A prima facie case of neglect has been established here. Proof of injuries sustained by a child or of the condition of a child of such a nature as would ordinarily not be sustained or exist except by reason of the acts or omissions of the parent * * * shall be prima facie evidence of child abuse or neglect, as the case may be, of the parent ” (Family Ct. Act, § 1046, subd. [a], par. [ii]; emphasis supplied).

A mother does not have to be an expert in the care and bringing up of children; she is not required to be a Dr. Spook; she does not have to be a professional nurse; nor is she required to be the neatest housekeeper in the world. The mother’s conduct may not have been perfect and she may have exhibited a flair for a semihippie life. (Matter of Deseree T., 64 Misc 2d 281.)

This is not the case where the mother is judged by the mores of the community today, the Bohemian atmosphere, the jungle life, the incredible lowering of moral standards. Through the dim and murk of this modern-day living, she is still required to be responsible, especially where her young children are concerned. That law has never been suspended and is not dependent upon the lowering or raising of moral standards or by abstract norms as to how people live in their own environment. Whether one lives in a plush palace or a sleezy rooming house, neglect of children or their abuse will not be tolerated by this court in any way, manner or form.

Failure to exercise a minimum degree of care resulting in improper supervision is the irresponsibility involved here — a baby injured in his crib with no plausible explanation as to how he was hurt. An infant is entitled to sleep peacefully in his crib without being assaulted and injured. He is entitled to the loving protection and care of his parent-mother or an adequate substitute thereof if the mother is absent. It would be a comic travesty of justice to consider any of the tavern habitues in this case as qualified babysitters.

This is the law and any violation of it is neglect, plain and simple. The Family Court has a heavy burden in regard to protecting children not only from an assaultive parent but also from an irresponsible parent. This court will never shirk its responsibility in that respect.

Accordingly, there is a finding of neglect of the respondent mother based on all of the foregoing under section 1012 (subd. *412[f], par. [i], cls. [A], [B]) and section 1046 (subd. [a], par. [ii]) of the Family Court Act.

There is also a finding of neglect in that the mother did not act promptly when she first discovered the baby was injured at around 3:00 a.m.
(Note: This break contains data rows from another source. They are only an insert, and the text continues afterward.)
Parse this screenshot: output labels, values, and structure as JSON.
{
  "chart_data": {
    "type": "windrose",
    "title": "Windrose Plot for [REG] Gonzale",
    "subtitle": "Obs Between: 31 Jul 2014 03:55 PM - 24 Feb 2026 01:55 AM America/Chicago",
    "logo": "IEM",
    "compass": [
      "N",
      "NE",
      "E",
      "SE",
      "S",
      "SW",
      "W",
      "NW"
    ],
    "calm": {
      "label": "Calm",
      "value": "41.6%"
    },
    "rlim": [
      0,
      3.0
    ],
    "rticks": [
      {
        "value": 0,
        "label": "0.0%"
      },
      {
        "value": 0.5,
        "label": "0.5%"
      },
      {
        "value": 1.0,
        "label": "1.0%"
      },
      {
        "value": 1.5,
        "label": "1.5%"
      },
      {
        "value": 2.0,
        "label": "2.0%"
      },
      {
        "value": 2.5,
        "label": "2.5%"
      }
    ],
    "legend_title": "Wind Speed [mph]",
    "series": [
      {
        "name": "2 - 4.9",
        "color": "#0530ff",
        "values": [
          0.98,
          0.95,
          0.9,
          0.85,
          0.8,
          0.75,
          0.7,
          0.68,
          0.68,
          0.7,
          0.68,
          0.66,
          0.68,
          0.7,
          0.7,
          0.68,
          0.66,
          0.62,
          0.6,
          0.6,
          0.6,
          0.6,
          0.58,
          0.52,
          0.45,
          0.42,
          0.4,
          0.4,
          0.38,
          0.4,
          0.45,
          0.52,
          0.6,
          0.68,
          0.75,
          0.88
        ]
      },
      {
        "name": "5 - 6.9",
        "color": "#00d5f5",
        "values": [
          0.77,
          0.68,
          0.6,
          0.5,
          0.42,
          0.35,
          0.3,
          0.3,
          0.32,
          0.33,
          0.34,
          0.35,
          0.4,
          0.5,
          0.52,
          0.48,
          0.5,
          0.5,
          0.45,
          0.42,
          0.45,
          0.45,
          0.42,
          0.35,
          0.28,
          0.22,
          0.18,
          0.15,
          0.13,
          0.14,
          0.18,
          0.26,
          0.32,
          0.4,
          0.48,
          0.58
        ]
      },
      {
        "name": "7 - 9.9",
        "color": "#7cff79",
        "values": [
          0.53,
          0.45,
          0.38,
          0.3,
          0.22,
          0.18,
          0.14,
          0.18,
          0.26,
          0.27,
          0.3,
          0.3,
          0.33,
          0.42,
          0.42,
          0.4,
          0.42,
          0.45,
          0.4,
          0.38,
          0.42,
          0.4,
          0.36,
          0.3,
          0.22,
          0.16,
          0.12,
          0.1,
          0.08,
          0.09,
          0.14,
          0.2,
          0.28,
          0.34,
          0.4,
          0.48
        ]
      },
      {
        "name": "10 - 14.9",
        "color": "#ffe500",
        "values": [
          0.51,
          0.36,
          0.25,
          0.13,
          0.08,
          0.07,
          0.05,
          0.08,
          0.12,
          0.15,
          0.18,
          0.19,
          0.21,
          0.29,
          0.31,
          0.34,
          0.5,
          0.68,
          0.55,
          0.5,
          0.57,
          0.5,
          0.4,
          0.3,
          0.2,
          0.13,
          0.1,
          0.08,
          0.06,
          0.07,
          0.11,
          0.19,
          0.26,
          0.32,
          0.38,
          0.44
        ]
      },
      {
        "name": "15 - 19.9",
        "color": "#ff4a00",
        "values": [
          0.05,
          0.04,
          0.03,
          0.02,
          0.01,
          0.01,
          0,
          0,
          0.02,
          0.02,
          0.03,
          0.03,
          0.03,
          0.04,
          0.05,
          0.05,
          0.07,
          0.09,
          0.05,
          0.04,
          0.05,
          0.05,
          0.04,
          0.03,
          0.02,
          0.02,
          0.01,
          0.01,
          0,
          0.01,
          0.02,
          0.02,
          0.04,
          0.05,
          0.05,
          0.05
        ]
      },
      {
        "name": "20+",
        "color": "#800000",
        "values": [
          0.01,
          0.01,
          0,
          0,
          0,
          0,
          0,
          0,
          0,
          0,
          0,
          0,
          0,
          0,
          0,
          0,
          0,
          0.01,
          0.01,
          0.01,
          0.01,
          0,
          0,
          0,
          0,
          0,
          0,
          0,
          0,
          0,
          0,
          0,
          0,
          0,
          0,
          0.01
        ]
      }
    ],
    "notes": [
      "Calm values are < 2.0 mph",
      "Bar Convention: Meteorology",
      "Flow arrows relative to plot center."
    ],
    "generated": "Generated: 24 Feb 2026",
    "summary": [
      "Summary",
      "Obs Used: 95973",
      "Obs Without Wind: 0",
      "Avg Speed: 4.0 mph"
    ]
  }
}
Some 12 hours later, a delay that could h.ave been fatal, she rushed the baby to a hospital, presumably, having suffered pangs of remorse.

This finding is based on a preponderance of the competent material and relevant evidence. (Family Ct. Act, § 1046, subd. [b].)

The -Probation Department is ordered to conduct immediately a predispositiónal hearing investigation.

Dispositional hearing June 18, 1974.

Probation Department is ordered to conduct a full B. M. H. S. on respondent mother.

Present parole of both children is continued to paternal grandparent.

Visitation rights continued as at present to respondent mother.